No one minds a selectorial punt based on a mix of instinct and logic. When selectors' hunches work, they are applauded. When a team is announced with skeletal information, like it is a need-to-know basis document, an army of rats is smelt. This is secret-keeping, as if there is something to hide.
No one minds a selectorial punt based on a mix of instinct and logic. When selectors' hunches work, they are applauded. When a team is announced with skeletal information, like it is a need-to-know basis document, an army of rats is smelt. This is secret-keeping, as if there is something to hide
Actually there is: the selectors were picking a team that could have played in last year's EPT. The goof-up regarding the EPT format is particularly rich, as Srikkanth's panel is the first-ever fully paid BCCI selection committee, starting in 2008, with their salaries being upped from Rs 25 lakhs per annum to Rs 40 lakhs in December 2009. The move was intended to make the selectors "accountable".
A selection panel's accountability usually depends on how the team they pick do on the field. The World Cup victory may have made this panel somewhat bulletproof. Yet if players are judged by every series, so must their bulletproof selectors. In this case, even before the first ball was bowled in the tournament they picked a team for, the panel committed more than one error.
At the very least, when discussions opened, no one had done his homework. The EPT was a tournament where long-form performers had to be considered this year, but the format change was not red-flagged. At worst, some knew what the tournament format was about and didn't bother to tell their colleagues when names began to float around over the phone lines.

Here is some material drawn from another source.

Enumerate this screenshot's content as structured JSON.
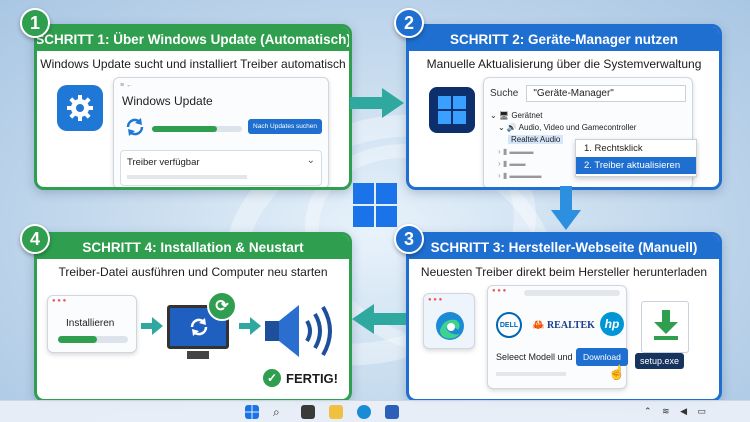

The selector who alleged that Srikkanth had brought up his son's name certainly didn't mention the change in format either. It was a strong-enough case to free up more than just Anirudha's slot in that team. Other than fire a stink bomb afterwards, that selector wasn't doing his job either.
The pharaohs loved their pyramids because it gave them a notional sense of their grandeur. The BCCI likes its silences for the same reason. We know what pyramids really are, though. Burial chambers.